Он смешался, саркастически улыбнулся не к месту и бросил свой затаённый вопрос:
— Как решились вы глумиться над Грибоедовым[62]
, обладая такого рода чутьём?Убийственные вопросы он страстно любил, вставлял их в беседу внезапно, словно невзначай, и умел доводить ими чуть не до бешенства, уверенный в том, что и самый искуснейший лицемер, в ту минуту не помня себя, всю свою подноготную выложит перед ним, а потому, задержав дыхание, наблюдал за Белинским, уже неторопливо ступая бок о бок с ним, как будто рассеянно посматривая по сторонам, примечая. Как темно-розовым вспыхнули прежде землистые щёки, как передёрнулись бескровные губы, открывая два ряда тёмных мелких зубов, как совсем серыми стали уставленные в одну точку глаза, и со злорадным спокойствием ждал.
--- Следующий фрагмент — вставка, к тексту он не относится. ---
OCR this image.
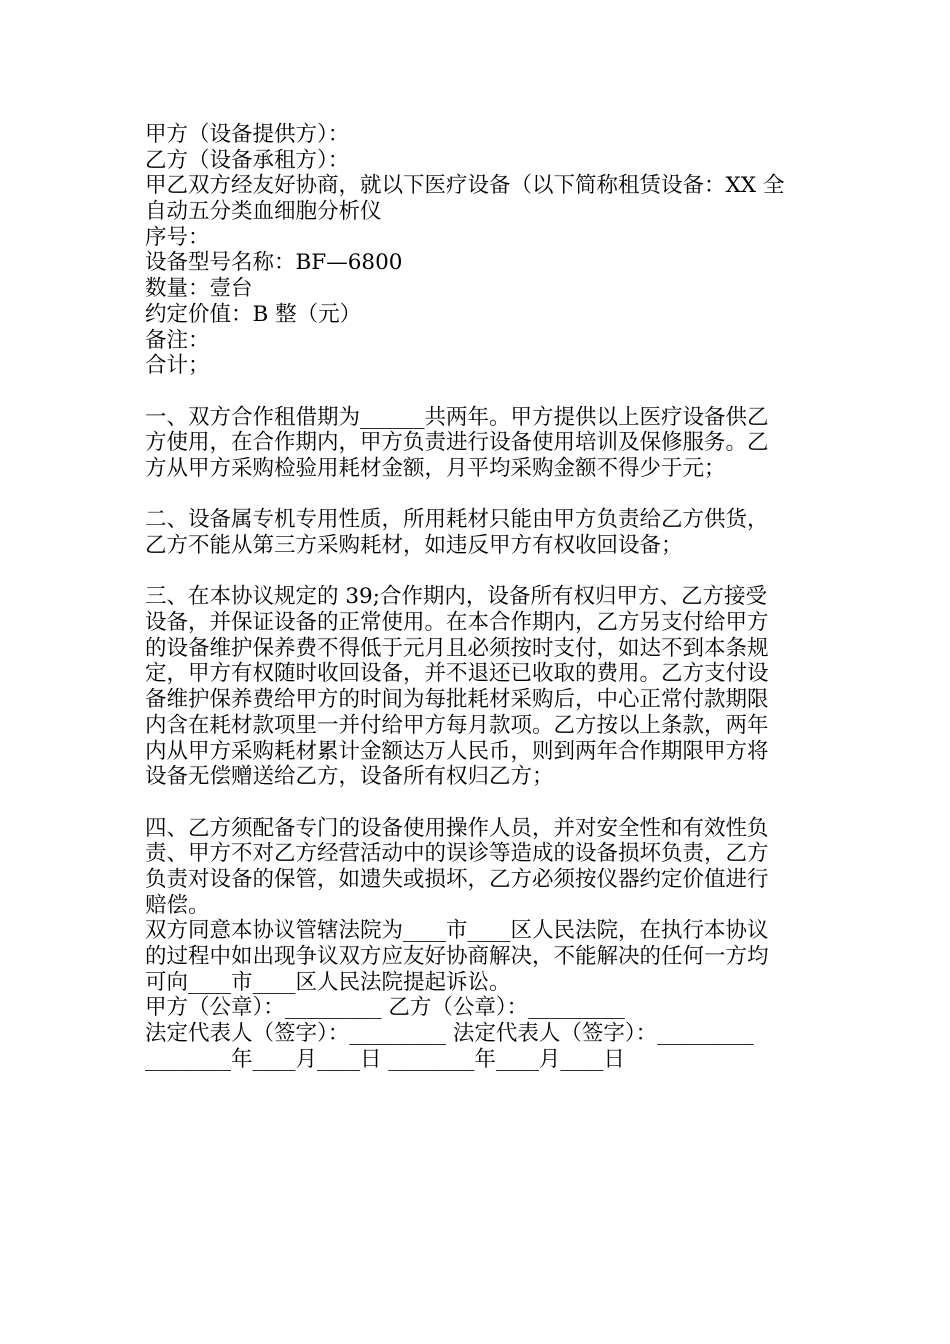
甲方（设备提供方）：
乙方（设备承租方）：
甲乙双方经友好协商，就以下医疗设备（以下简称租赁设备：XX 全
自动五分类血细胞分析仪
序号：
设备型号名称：BF—6800
数量：壹台
约定价值：B 整（元）
备注：
合计；
一、双方合作租借期为______共两年。甲方提供以上医疗设备供乙
方使用，在合作期内，甲方负责进行设备使用培训及保修服务。乙
方从甲方采购检验用耗材金额，月平均采购金额不得少于元；
二、设备属专机专用性质，所用耗材只能由甲方负责给乙方供货，
乙方不能从第三方采购耗材，如违反甲方有权收回设备；
三、在本协议规定的 39;合作期内，设备所有权归甲方、乙方接受
设备，并保证设备的正常使用。在本合作期内，乙方另支付给甲方
的设备维护保养费不得低于元月且必须按时支付，如达不到本条规
定，甲方有权随时收回设备，并不退还已收取的费用。乙方支付设
备维护保养费给甲方的时间为每批耗材采购后，中心正常付款期限
内含在耗材款项里一并付给甲方每月款项。乙方按以上条款，两年
内从甲方采购耗材累计金额达万人民币，则到两年合作期限甲方将
设备无偿赠送给乙方，设备所有权归乙方；
四、乙方须配备专门的设备使用操作人员，并对安全性和有效性负
责、甲方不对乙方经营活动中的误诊等造成的设备损坏负责，乙方
负责对设备的保管，如遗失或损坏，乙方必须按仪器约定价值进行
赔偿。
双方同意本协议管辖法院为____市____区人民法院，在执行本协议
的过程中如出现争议双方应友好协商解决，不能解决的任何一方均
可向____市____区人民法院提起诉讼。
甲方（公章）：_________ 乙方（公章）：_________
法定代表人（签字）：_________ 法定代表人（签字）：_________
________年____月____日 ________年____月____日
Белинский вспыхнул и брызнул слюной:
— Вы правы! Боже милостивый, сколько я врал! Как низко и пошло я врал!
Он вновь просчитался: непредсказуемый человек был рядом с ним — ощутив от этого радость и клоня голову набок, всё придирчивей слушал его, стремясь вникнуть и в явные и в тайные звуки, а Белинский, глядя прямо перед собой, сверкая расширенными глазами, говорил с безжалостной резкостью о себе:
— Сколько отвратительных мерзостей сказал я печатно, со всей искренностью, со всем фанатизмом дикого убеждения! Не один Грибоедов, если бы так! Я смел поднять руку и на Адама Мицкевича[63]
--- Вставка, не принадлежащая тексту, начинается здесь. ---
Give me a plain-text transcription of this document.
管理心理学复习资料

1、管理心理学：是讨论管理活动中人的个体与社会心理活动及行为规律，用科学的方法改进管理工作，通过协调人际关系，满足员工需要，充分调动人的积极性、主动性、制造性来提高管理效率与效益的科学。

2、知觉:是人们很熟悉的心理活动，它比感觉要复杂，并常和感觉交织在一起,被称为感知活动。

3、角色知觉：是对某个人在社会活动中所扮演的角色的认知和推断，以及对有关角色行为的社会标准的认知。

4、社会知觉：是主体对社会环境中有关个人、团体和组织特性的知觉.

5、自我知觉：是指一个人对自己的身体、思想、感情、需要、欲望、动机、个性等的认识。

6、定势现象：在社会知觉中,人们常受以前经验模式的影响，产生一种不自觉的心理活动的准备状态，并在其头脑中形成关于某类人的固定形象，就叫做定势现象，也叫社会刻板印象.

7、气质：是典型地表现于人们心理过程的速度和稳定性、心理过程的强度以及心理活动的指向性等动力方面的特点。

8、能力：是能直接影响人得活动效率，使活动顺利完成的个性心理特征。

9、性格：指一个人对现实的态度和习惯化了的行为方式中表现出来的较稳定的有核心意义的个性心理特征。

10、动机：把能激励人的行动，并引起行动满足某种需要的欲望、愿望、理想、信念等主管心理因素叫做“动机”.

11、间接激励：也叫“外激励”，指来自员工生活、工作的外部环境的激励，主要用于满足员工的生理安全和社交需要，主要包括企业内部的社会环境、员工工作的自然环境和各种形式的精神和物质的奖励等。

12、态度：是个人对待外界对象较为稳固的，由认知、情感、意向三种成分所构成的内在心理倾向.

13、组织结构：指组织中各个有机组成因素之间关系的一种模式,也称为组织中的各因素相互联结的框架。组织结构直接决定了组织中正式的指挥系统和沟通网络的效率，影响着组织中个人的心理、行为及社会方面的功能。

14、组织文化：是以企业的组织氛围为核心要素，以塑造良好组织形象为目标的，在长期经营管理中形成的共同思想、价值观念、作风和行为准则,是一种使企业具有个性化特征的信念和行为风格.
! У великого поэта я отнял священное право оплакивать паденье того, что ему всего дороже в мире и в вечности: падение его родины, отечества его! Я отнял у него право проклинать её палачей! И каких палачей! Казаков и калмыков, которые изобрели адские мученья, чтобы выпытывать у жертв своих деньги! И этого-то поэта, благородного и великого, печатно я назвал крикуном, поэтом рифмованных памфлетов!Тут Белинский затрясся в удушающем кашле. Во впалой груди что-то захрипело и заклокотало со всхлипом. Белинский прижимал к ней свою слабую руку и не в силах был говорить, жалобно глядя остановившимися глазами, точно прощался или просил прощенья.
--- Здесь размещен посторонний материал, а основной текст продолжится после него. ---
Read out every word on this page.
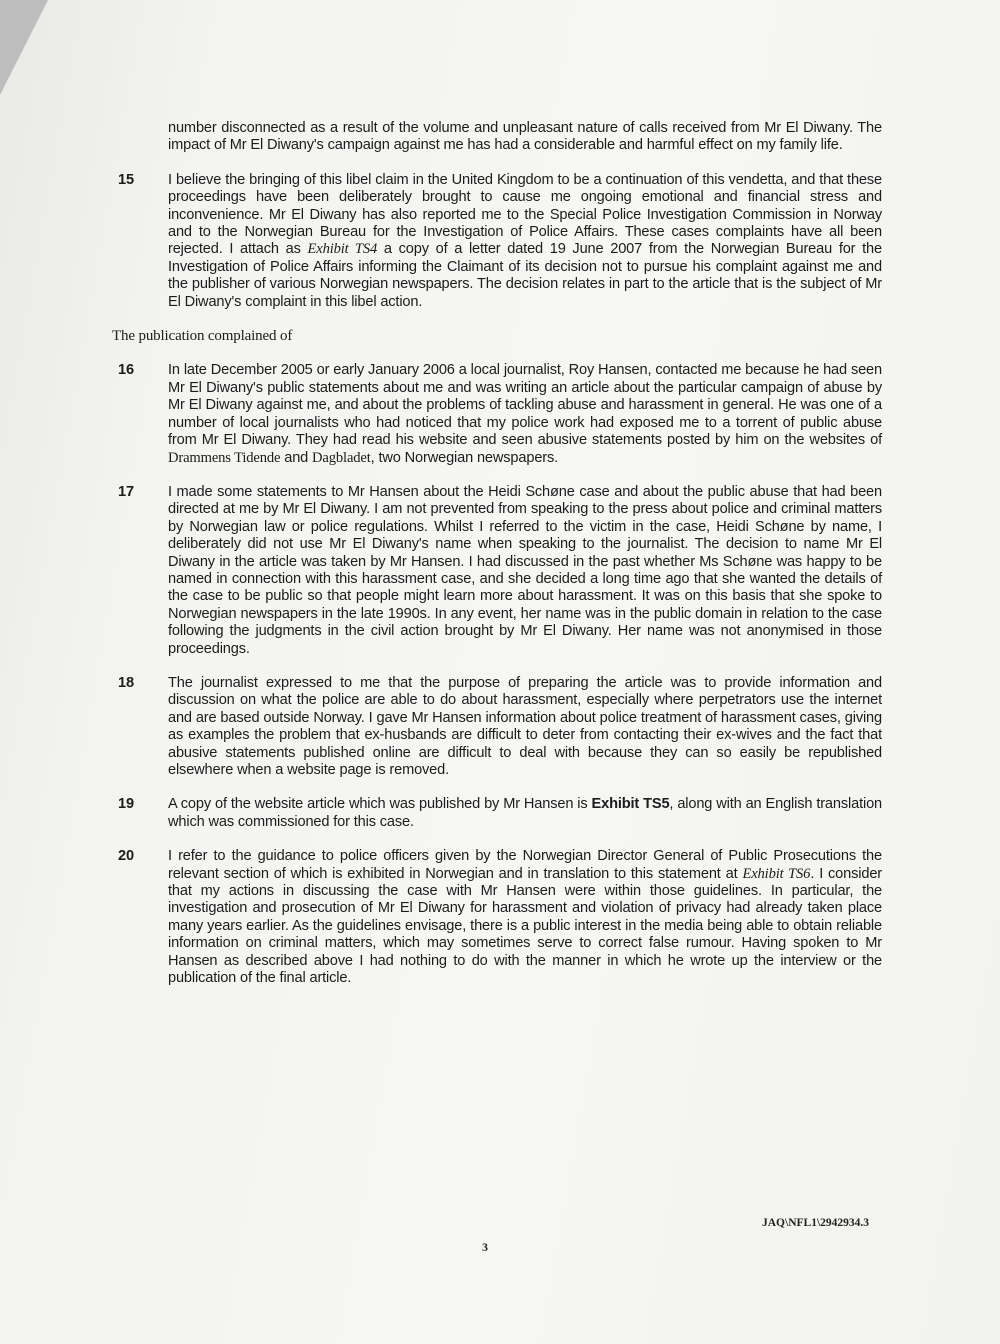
number disconnected as a result of the volume and unpleasant nature of calls received from Mr El Diwany. The impact of Mr El Diwany's campaign against me has had a considerable and harmful effect on my family life.

15 I believe the bringing of this libel claim in the United Kingdom to be a continuation of this vendetta, and that these proceedings have been deliberately brought to cause me ongoing emotional and financial stress and inconvenience. Mr El Diwany has also reported me to the Special Police Investigation Commission in Norway and to the Norwegian Bureau for the Investigation of Police Affairs. These cases complaints have all been rejected. I attach as Exhibit TS4 a copy of a letter dated 19 June 2007 from the Norwegian Bureau for the Investigation of Police Affairs informing the Claimant of its decision not to pursue his complaint against me and the publisher of various Norwegian newspapers. The decision relates in part to the article that is the subject of Mr El Diwany's complaint in this libel action.

The publication complained of

16 In late December 2005 or early January 2006 a local journalist, Roy Hansen, contacted me because he had seen Mr El Diwany's public statements about me and was writing an article about the particular campaign of abuse by Mr El Diwany against me, and about the problems of tackling abuse and harassment in general. He was one of a number of local journalists who had noticed that my police work had exposed me to a torrent of public abuse from Mr El Diwany. They had read his website and seen abusive statements posted by him on the websites of Drammens Tidende and Dagbladet, two Norwegian newspapers.

17 I made some statements to Mr Hansen about the Heidi Schøne case and about the public abuse that had been directed at me by Mr El Diwany. I am not prevented from speaking to the press about police and criminal matters by Norwegian law or police regulations. Whilst I referred to the victim in the case, Heidi Schøne by name, I deliberately did not use Mr El Diwany's name when speaking to the journalist. The decision to name Mr El Diwany in the article was taken by Mr Hansen. I had discussed in the past whether Ms Schøne was happy to be named in connection with this harassment case, and she decided a long time ago that she wanted the details of the case to be public so that people might learn more about harassment. It was on this basis that she spoke to Norwegian newspapers in the late 1990s. In any event, her name was in the public domain in relation to the case following the judgments in the civil action brought by Mr El Diwany. Her name was not anonymised in those proceedings.

18 The journalist expressed to me that the purpose of preparing the article was to provide information and discussion on what the police are able to do about harassment, especially where perpetrators use the internet and are based outside Norway. I gave Mr Hansen information about police treatment of harassment cases, giving as examples the problem that ex-husbands are difficult to deter from contacting their ex-wives and the fact that abusive statements published online are difficult to deal with because they can so easily be republished elsewhere when a website page is removed.

19 A copy of the website article which was published by Mr Hansen is Exhibit TS5, along with an English translation which was commissioned for this case.

20 I refer to the guidance to police officers given by the Norwegian Director General of Public Prosecutions the relevant section of which is exhibited in Norwegian and in translation to this statement at Exhibit TS6. I consider that my actions in discussing the case with Mr Hansen were within those guidelines. In particular, the investigation and prosecution of Mr El Diwany for harassment and violation of privacy had already taken place many years earlier. As the guidelines envisage, there is a public interest in the media being able to obtain reliable information on criminal matters, which may sometimes serve to correct false rumour. Having spoken to Mr Hansen as described above I had nothing to do with the manner in which he wrote up the interview or the publication of the final article.

JAQ\NFL1\2942934.3
3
Он убеждался, что угадал правильно: перед ним был человек, способный доходить до крайнего возбуждения, несмотря на злую болезнь, которая насильственно требовала от больного беречься. Он испугался, как бы с Белинским не сделалось худо, беспокойно соображая, что бы предпринять, стесняясь поддержать несчастного под руку, не решаясь вымолвить несколько обыкновенных, в такие мгновения успокоительных, ободряющих, сочувственных слов. Он устыдился, что вздумал, с единственной целью познания человека, поиграть несколько с этим простодушным мечтателем, слишком уж страстным и слишком больным. Жуткая искренность Белинского пришлась ему по душе и настораживала его. В Белинском он готов был признать наконец человека честнейшего, искреннейшего до последних пределов и по этой причине, конечно, несчастного.
В его душе всколыхнулась глубоко хранимая нежность. Он не сомневался уже, что мог бы довериться этому человеку. Да, он решился на эту встречу не зря.